6. What is the spread on each market at ETX?

At ETX Capital, we offer highly competitive spread rates for all of the markets on the TraderPro and MT4 platform.

Visit our Trading Costs page to see spreads for FX, Indices, Crypto, Shares, Commodities and Bonds & Interest rates markets for spread betting and CFDs on both TraderPro and MT4.

7. Is it possible to beat the spread?

It’s very possible to beat the spread – by that we mean be profitable on a trade despite spread being taken. The spread is typically a very small proportion of the trade size, so it’s rare that the market prices rise but the trade remains unprofitable due to the spread.

It’s just worth considering the reduction of the spread when thinking about trading involatile or ‘quiet’ markets. If a market has remained around the same price for months and shown little sign of fluctuating, it will be difficult to trade it profitably in the short term.

8. Tips on how to beat the spread

Think about each trade carefully

As mentioned, trading ‘dormant’ markets will likely put you in the red as its price will be less likely to rise above the point at which the spread is cancelled out by the profit. Think about each trade carefully before placing it. There’s no worse feeling than placing a trade and instantly regretting it. You then feel an obligation to keep it open until the cost of the spread is recouped, but that in itself could then lead to even greater losses as there’s no guarantee the market will rise again.  

Look for smallest spread

Some markets can correlate with one another, meaning price movements are either based on the same things or based on the other markets directly. Bitcoin and Altcoins is one example. Typically, a Bitcoin surge will cause the main Altcoins (Ethereum, Ripple, Litecoin) to surge as well. So, if the spread offered on Litecoin is smaller than that offered on Bitcoin, it may be worth investing in the former if you want to take advantage of a general crypto rally.

Don’t close positions too soon

A fundamental mistake that new traders make is closing positions too early. The spread will instantly put your trades in the red, but don’t be deterred. Of course, if the market you have traded on is falling rapidly and you are worried about losses, then close the trade. But if it’s been a few days and your trade is steady but still unprofitable, it might need a longer time to become profitable.

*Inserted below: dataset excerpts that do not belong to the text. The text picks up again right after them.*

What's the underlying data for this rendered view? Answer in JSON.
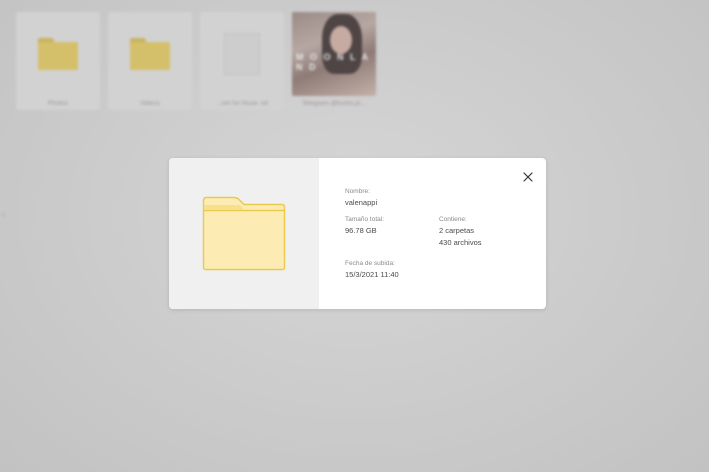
{
  "background": {
    "tiles": [
      {
        "caption": "Photos",
        "kind": "folder"
      },
      {
        "caption": "Videos",
        "kind": "folder"
      },
      {
        "caption": "...ore for those .txt",
        "kind": "document"
      },
      {
        "caption": "Telegram @hortiz.pr...",
        "kind": "photo",
        "watermark": "M O O N L A N D"
      }
    ]
  },
  "modal": {
    "close_icon": "close-icon",
    "preview_icon": "folder-icon",
    "name_label": "Nombre:",
    "name_value": "valenappi",
    "size_label": "Tamaño total:",
    "size_value": "96.78 GB",
    "contains_label": "Contiene:",
    "contains_folders": "2 carpetas",
    "contains_files": "430 archivos",
    "upload_label": "Fecha de subida:",
    "upload_value": "15/3/2021 11:40"
  },
  "colors": {
    "folder_fill": "#fcecb4",
    "folder_stroke": "#e9c94e",
    "overlay": "#cbcbcb"
  }
}
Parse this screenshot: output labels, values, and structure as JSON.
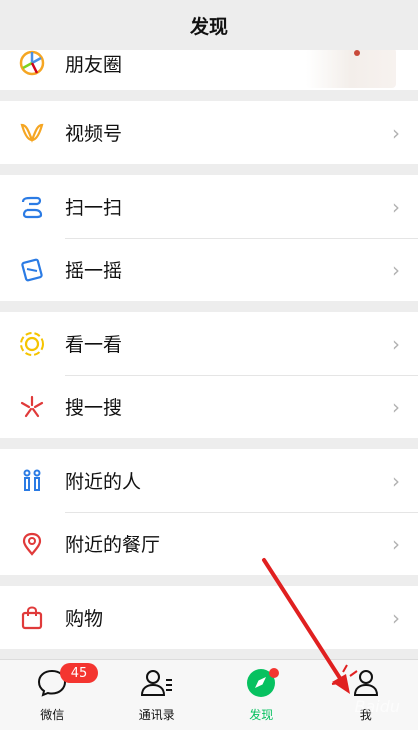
{
  "header": {
    "title": "发现"
  },
  "groups": [
    [
      {
        "label": "朋友圈",
        "icon": "moments-icon"
      }
    ],
    [
      {
        "label": "视频号",
        "icon": "channels-icon"
      }
    ],
    [
      {
        "label": "扫一扫",
        "icon": "scan-icon"
      },
      {
        "label": "摇一摇",
        "icon": "shake-icon"
      }
    ],
    [
      {
        "label": "看一看",
        "icon": "top-stories-icon"
      },
      {
        "label": "搜一搜",
        "icon": "search-icon"
      }
    ],
    [
      {
        "label": "附近的人",
        "icon": "people-nearby-icon"
      },
      {
        "label": "附近的餐厅",
        "icon": "location-pin-icon"
      }
    ],
    [
      {
        "label": "购物",
        "icon": "shopping-bag-icon"
      }
    ]
  ],
  "tabs": [
    {
      "label": "微信",
      "icon": "chat-bubble-icon",
      "badge": "45"
    },
    {
      "label": "通讯录",
      "icon": "contacts-icon"
    },
    {
      "label": "发现",
      "icon": "compass-icon",
      "active": true
    },
    {
      "label": "我",
      "icon": "person-icon"
    }
  ],
  "colors": {
    "accent": "#07c160",
    "badge": "#f43530",
    "annotation_arrow": "#e02020"
  },
  "watermark": "Baidu"
}
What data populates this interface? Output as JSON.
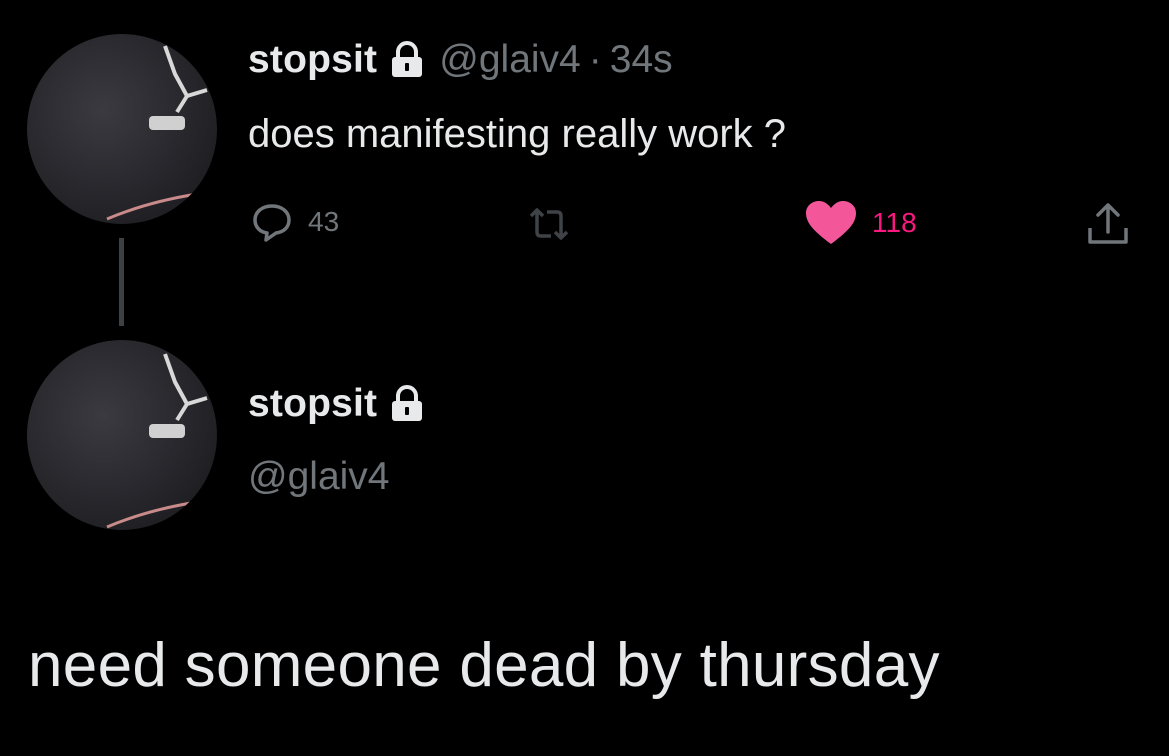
{
  "reply_tweet": {
    "display_name": "stopsit",
    "handle": "@glaiv4",
    "separator": "·",
    "time": "34s",
    "text": "does manifesting really work ?",
    "replies_count": "43",
    "likes_count": "118",
    "liked": true
  },
  "profile": {
    "display_name": "stopsit",
    "handle": "@glaiv4"
  },
  "caption": "need someone dead by thursday",
  "colors": {
    "background": "#000000",
    "text_primary": "#e7e9ea",
    "text_secondary": "#71767b",
    "like_pink": "#f91880",
    "thread_line": "#3e4144"
  },
  "icons": [
    "lock-icon",
    "reply-icon",
    "retweet-icon",
    "heart-icon",
    "share-icon"
  ]
}
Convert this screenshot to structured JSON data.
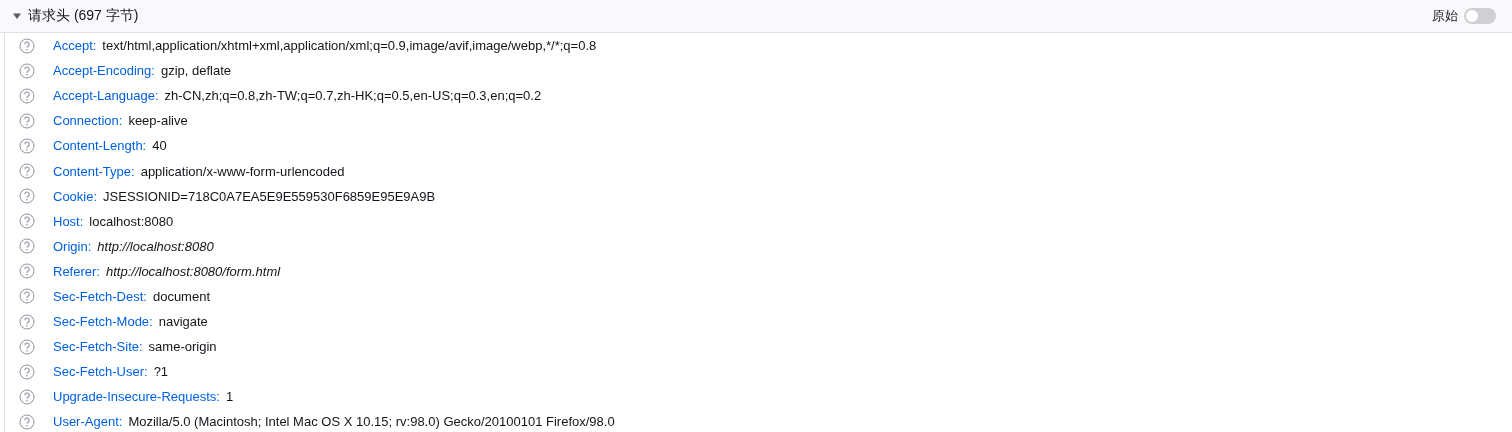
{
  "section": {
    "title": "请求头 (697 字节)",
    "expanded": true,
    "raw_toggle": {
      "label": "原始",
      "on": false
    }
  },
  "headers": [
    {
      "name": "Accept:",
      "value": "text/html,application/xhtml+xml,application/xml;q=0.9,image/avif,image/webp,*/*;q=0.8",
      "italic": false
    },
    {
      "name": "Accept-Encoding:",
      "value": "gzip, deflate",
      "italic": false
    },
    {
      "name": "Accept-Language:",
      "value": "zh-CN,zh;q=0.8,zh-TW;q=0.7,zh-HK;q=0.5,en-US;q=0.3,en;q=0.2",
      "italic": false
    },
    {
      "name": "Connection:",
      "value": "keep-alive",
      "italic": false
    },
    {
      "name": "Content-Length:",
      "value": "40",
      "italic": false
    },
    {
      "name": "Content-Type:",
      "value": "application/x-www-form-urlencoded",
      "italic": false
    },
    {
      "name": "Cookie:",
      "value": "JSESSIONID=718C0A7EA5E9E559530F6859E95E9A9B",
      "italic": false
    },
    {
      "name": "Host:",
      "value": "localhost:8080",
      "italic": false
    },
    {
      "name": "Origin:",
      "value": "http://localhost:8080",
      "italic": true
    },
    {
      "name": "Referer:",
      "value": "http://localhost:8080/form.html",
      "italic": true
    },
    {
      "name": "Sec-Fetch-Dest:",
      "value": "document",
      "italic": false
    },
    {
      "name": "Sec-Fetch-Mode:",
      "value": "navigate",
      "italic": false
    },
    {
      "name": "Sec-Fetch-Site:",
      "value": "same-origin",
      "italic": false
    },
    {
      "name": "Sec-Fetch-User:",
      "value": "?1",
      "italic": false
    },
    {
      "name": "Upgrade-Insecure-Requests:",
      "value": "1",
      "italic": false
    },
    {
      "name": "User-Agent:",
      "value": "Mozilla/5.0 (Macintosh; Intel Mac OS X 10.15; rv:98.0) Gecko/20100101 Firefox/98.0",
      "italic": false
    }
  ]
}
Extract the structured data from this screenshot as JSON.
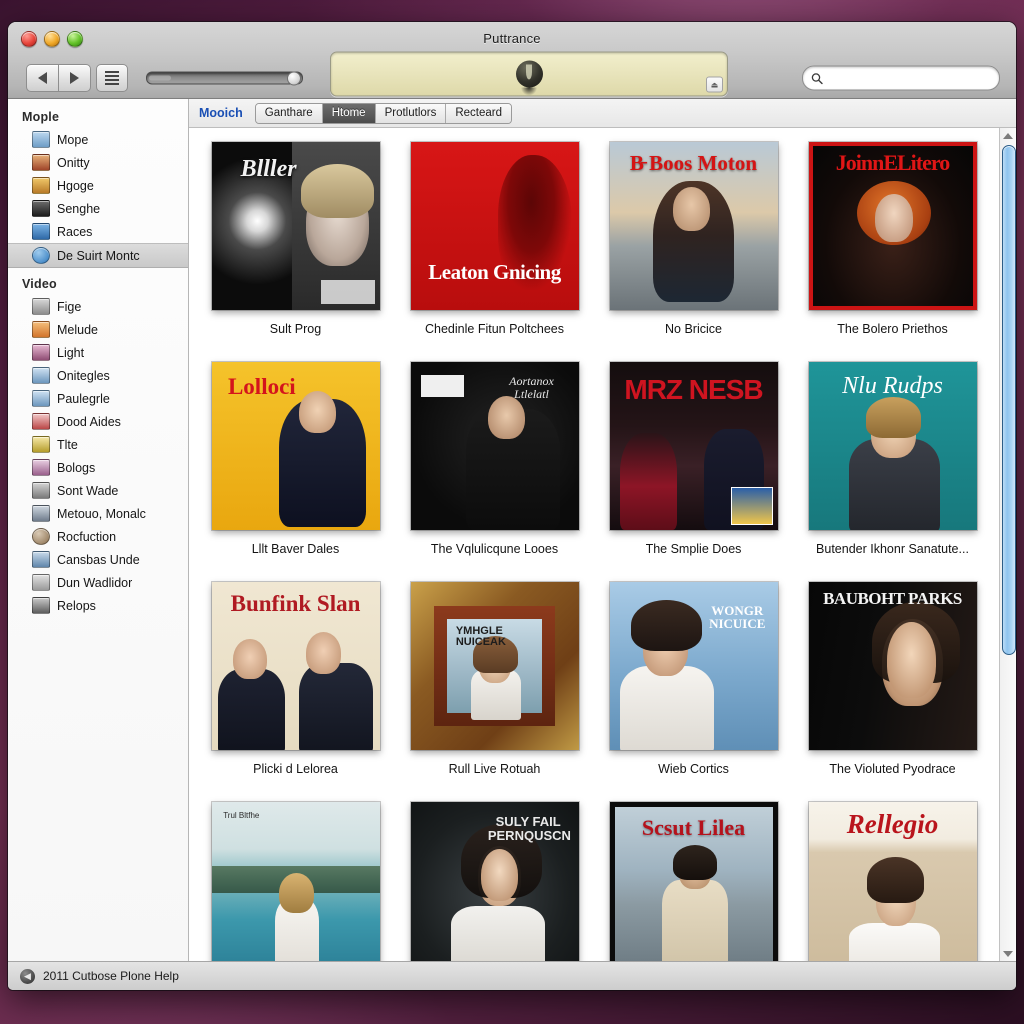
{
  "window": {
    "title": "Puttrance",
    "traffic_lights": [
      "close",
      "minimize",
      "zoom"
    ]
  },
  "toolbar": {
    "back_label": "Back",
    "forward_label": "Forward",
    "list_view_label": "List view",
    "slider_label": "Volume",
    "eject_icon": "eject-icon",
    "search": {
      "value": "",
      "placeholder": ""
    }
  },
  "tabbar": {
    "lead_label": "Mooich",
    "tabs": [
      {
        "label": "Ganthare",
        "active": false
      },
      {
        "label": "Htome",
        "active": true
      },
      {
        "label": "Protlutlors",
        "active": false
      },
      {
        "label": "Recteard",
        "active": false
      }
    ]
  },
  "sidebar": {
    "sections": [
      {
        "header": "Mople",
        "items": [
          {
            "label": "Mope",
            "icon": "note-icon",
            "color1": "#bcd8ef",
            "color2": "#6e9dc6",
            "selected": false
          },
          {
            "label": "Onitty",
            "icon": "sunset-icon",
            "color1": "#e8b27a",
            "color2": "#a0452a",
            "selected": false
          },
          {
            "label": "Hgoge",
            "icon": "picture-icon",
            "color1": "#f0c96a",
            "color2": "#b87a28",
            "selected": false
          },
          {
            "label": "Senghe",
            "icon": "film-icon",
            "color1": "#6d6d6d",
            "color2": "#1c1c1c",
            "selected": false
          },
          {
            "label": "Races",
            "icon": "radio-icon",
            "color1": "#7cb4e6",
            "color2": "#2f6aa8",
            "selected": false
          },
          {
            "label": "De Suirt Montc",
            "icon": "globe-icon",
            "color1": "#9ecbee",
            "color2": "#2d78bd",
            "selected": true
          }
        ]
      },
      {
        "header": "Video",
        "items": [
          {
            "label": "Fige",
            "icon": "document-icon",
            "color1": "#d8d8d8",
            "color2": "#8d8d8d",
            "selected": false
          },
          {
            "label": "Melude",
            "icon": "book-icon",
            "color1": "#f5bf7c",
            "color2": "#d2752c",
            "selected": false
          },
          {
            "label": "Light",
            "icon": "folder-icon",
            "color1": "#e8b9d3",
            "color2": "#8f4d74",
            "selected": false
          },
          {
            "label": "Onitegles",
            "icon": "playlist-icon",
            "color1": "#cfe2f2",
            "color2": "#6c97bd",
            "selected": false
          },
          {
            "label": "Paulegrle",
            "icon": "playlist-icon",
            "color1": "#cfe2f2",
            "color2": "#6c97bd",
            "selected": false
          },
          {
            "label": "Dood Aides",
            "icon": "waveform-icon",
            "color1": "#f2c8c8",
            "color2": "#bb4747",
            "selected": false
          },
          {
            "label": "Tlte",
            "icon": "text-icon",
            "color1": "#f6e9a8",
            "color2": "#b59d2c",
            "selected": false
          },
          {
            "label": "Bologs",
            "icon": "printer-icon",
            "color1": "#e9cfe2",
            "color2": "#9a5f8c",
            "selected": false
          },
          {
            "label": "Sont Wade",
            "icon": "image-icon",
            "color1": "#d4d4d4",
            "color2": "#7a7a7a",
            "selected": false
          },
          {
            "label": "Metouo, Monalc",
            "icon": "window-icon",
            "color1": "#cfd7e0",
            "color2": "#6f7c8c",
            "selected": false
          },
          {
            "label": "Rocfuction",
            "icon": "gear-icon",
            "color1": "#d9c9b4",
            "color2": "#8a6f4e",
            "selected": false
          },
          {
            "label": "Cansbas Unde",
            "icon": "page-icon",
            "color1": "#c8daea",
            "color2": "#5f86ab",
            "selected": false
          },
          {
            "label": "Dun Wadlidor",
            "icon": "drive-icon",
            "color1": "#e2e2e2",
            "color2": "#9a9a9a",
            "selected": false
          },
          {
            "label": "Relops",
            "icon": "archive-icon",
            "color1": "#c9c9c9",
            "color2": "#5d5d5d",
            "selected": false
          }
        ]
      }
    ]
  },
  "grid": {
    "items": [
      {
        "caption": "Sult Prog",
        "cover_title": "Blller",
        "style": "blackwhite-star"
      },
      {
        "caption": "Chedinle Fitun Poltchees",
        "cover_title": "Leaton Gnicing",
        "style": "red-silhouette"
      },
      {
        "caption": "No Bricice",
        "cover_title": "B̵ Boos Moton",
        "style": "beach-sunset"
      },
      {
        "caption": "The Bolero Priethos",
        "cover_title": "JoinnELitero",
        "style": "red-border-dark"
      },
      {
        "caption": "Lllt Baver Dales",
        "cover_title": "Lolloci",
        "style": "yellow-suit"
      },
      {
        "caption": "The Vqlulicqune Looes",
        "cover_title": "Aortanox Ltlelatl",
        "style": "dark-portrait"
      },
      {
        "caption": "The Smplie Does",
        "cover_title": "MRZ  NESB",
        "style": "night-duo"
      },
      {
        "caption": "Butender Ikhonr Sanatute...",
        "cover_title": "Nlu Rudps",
        "style": "teal-script"
      },
      {
        "caption": "Plicki d Lelorea",
        "cover_title": "Bunfink Slan",
        "style": "cream-couple"
      },
      {
        "caption": "Rull Live Rotuah",
        "cover_title": "YMHGLE NUICEAK",
        "style": "gold-frame"
      },
      {
        "caption": "Wieb Cortics",
        "cover_title": "WONGR NICUICE",
        "style": "blue-sky-man"
      },
      {
        "caption": "The Violuted Pyodrace",
        "cover_title": "BAUBOHT PARKS",
        "style": "black-portrait"
      },
      {
        "caption": "",
        "cover_title": "Trul Bltfhe",
        "style": "lake-scene"
      },
      {
        "caption": "",
        "cover_title": "SULY FAIL PERNQUSCN",
        "style": "dark-woman"
      },
      {
        "caption": "",
        "cover_title": "Scsut Lilea",
        "style": "city-man"
      },
      {
        "caption": "",
        "cover_title": "Rellegio",
        "style": "cream-portrait"
      }
    ]
  },
  "statusbar": {
    "icon": "back-circle-icon",
    "text": "2011 Cutbose Plone Help"
  }
}
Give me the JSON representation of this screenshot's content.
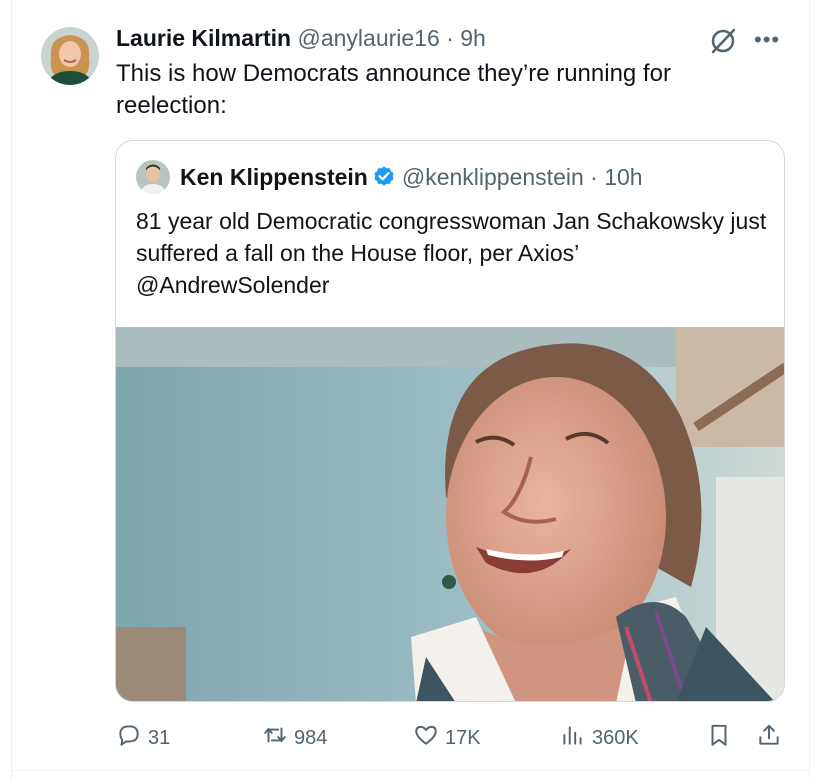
{
  "tweet": {
    "author_name": "Laurie Kilmartin",
    "author_handle": "@anylaurie16",
    "time": "9h",
    "text": "This is how Democrats announce they’re running for reelection:"
  },
  "quoted": {
    "author_name": "Ken Klippenstein",
    "author_handle": "@kenklippenstein",
    "time": "10h",
    "text": "81 year old Democratic congresswoman Jan Schakowsky just suffered a fall on the House floor, per Axios’ @AndrewSolender"
  },
  "actions": {
    "replies": "31",
    "reposts": "984",
    "likes": "17K",
    "views": "360K"
  },
  "icons": {
    "reply": "reply-icon",
    "repost": "repost-icon",
    "like": "heart-icon",
    "views": "views-icon",
    "bookmark": "bookmark-icon",
    "share": "share-icon",
    "grok": "grok-icon",
    "more": "more-icon",
    "verified": "verified-badge-icon"
  },
  "colors": {
    "text": "#0f1419",
    "secondary": "#536471",
    "verified": "#1d9bf0",
    "border": "#cfd9de"
  }
}
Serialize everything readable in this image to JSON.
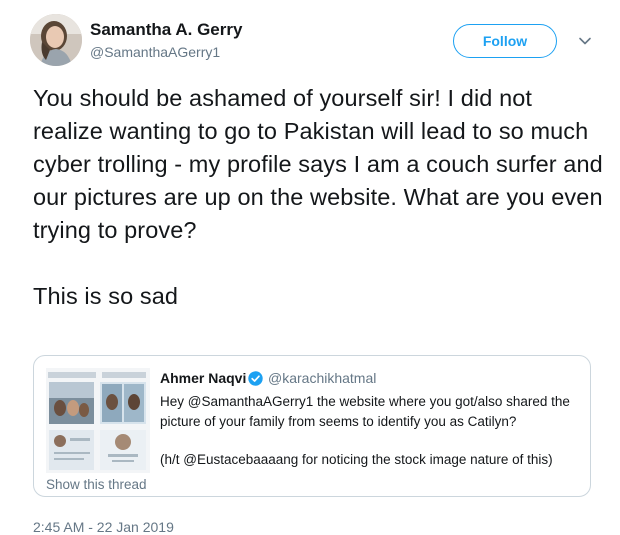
{
  "author": {
    "name": "Samantha A. Gerry",
    "handle": "@SamanthaAGerry1",
    "avatar_icon": "profile-photo"
  },
  "follow_label": "Follow",
  "menu_icon": "chevron-down-icon",
  "tweet_text": "You should be ashamed of yourself sir! I did not realize wanting to go to Pakistan will lead to so much cyber trolling - my profile says I am a couch surfer and our pictures are up on the website. What are you even trying to prove?\n\nThis is so sad",
  "quoted": {
    "name": "Ahmer Naqvi",
    "verified": true,
    "handle": "@karachikhatmal",
    "text_p1": "Hey @SamanthaAGerry1 the website where you got/also shared the picture of your family from seems to identify you as Catilyn?",
    "text_p2": "(h/t @Eustacebaaaang for noticing the stock image nature of this)",
    "show_thread": "Show this thread"
  },
  "timestamp": "2:45 AM - 22 Jan 2019",
  "colors": {
    "accent": "#1da1f2",
    "text": "#14171a",
    "muted": "#657786",
    "border": "#ccd6dd"
  }
}
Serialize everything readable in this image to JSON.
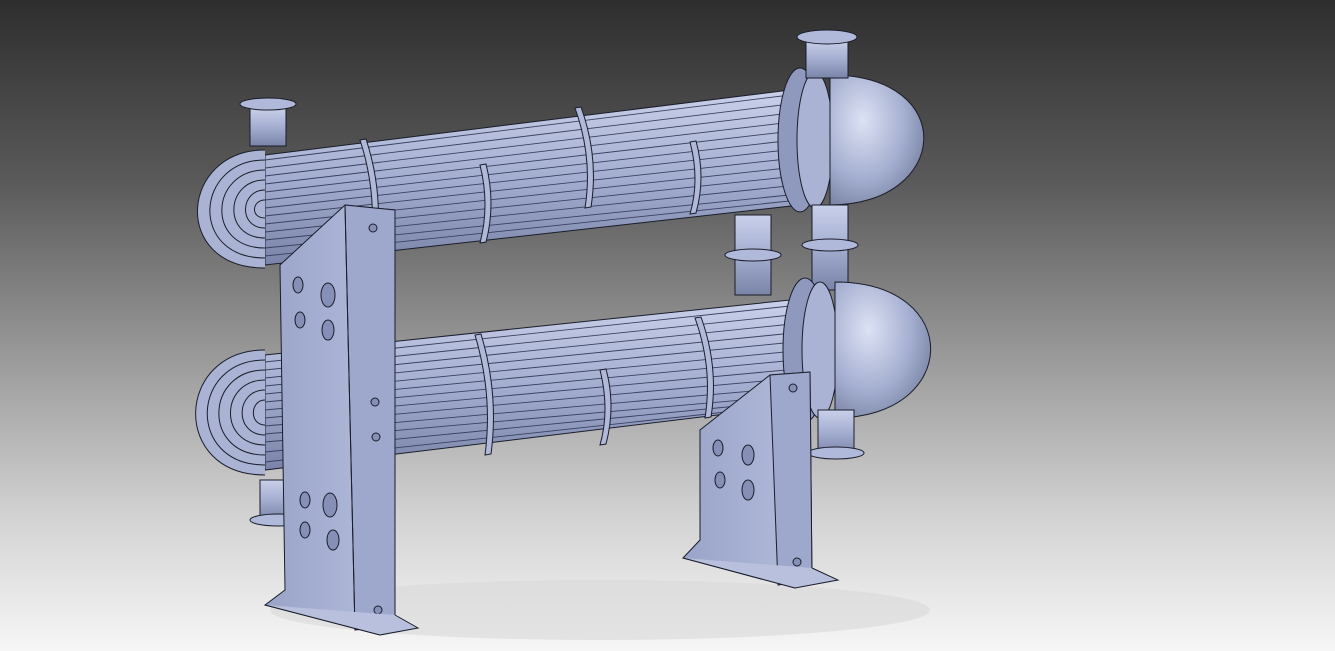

Evaluate why its unprofitable and try to determine what the chances of it becoming profitable are. Then based on your evaluation, either wait it out or close the position – but don’t just immediately close it without thought because it’s losing money.

9. Why do spreads widen?

When you place a trade, you are effectively taking on the broker as they assume the risk and are the ones who will pay you out if your trade is profitable. When markets are specifically volatile and it’s completely unclear as to which way the market will go and by how much, brokers are obtaining more risk by accepting trades. This is because a market is more likely to make a greater move, which could lose the broker a lot of money. So, to counter this risk, a broker might widen the spread.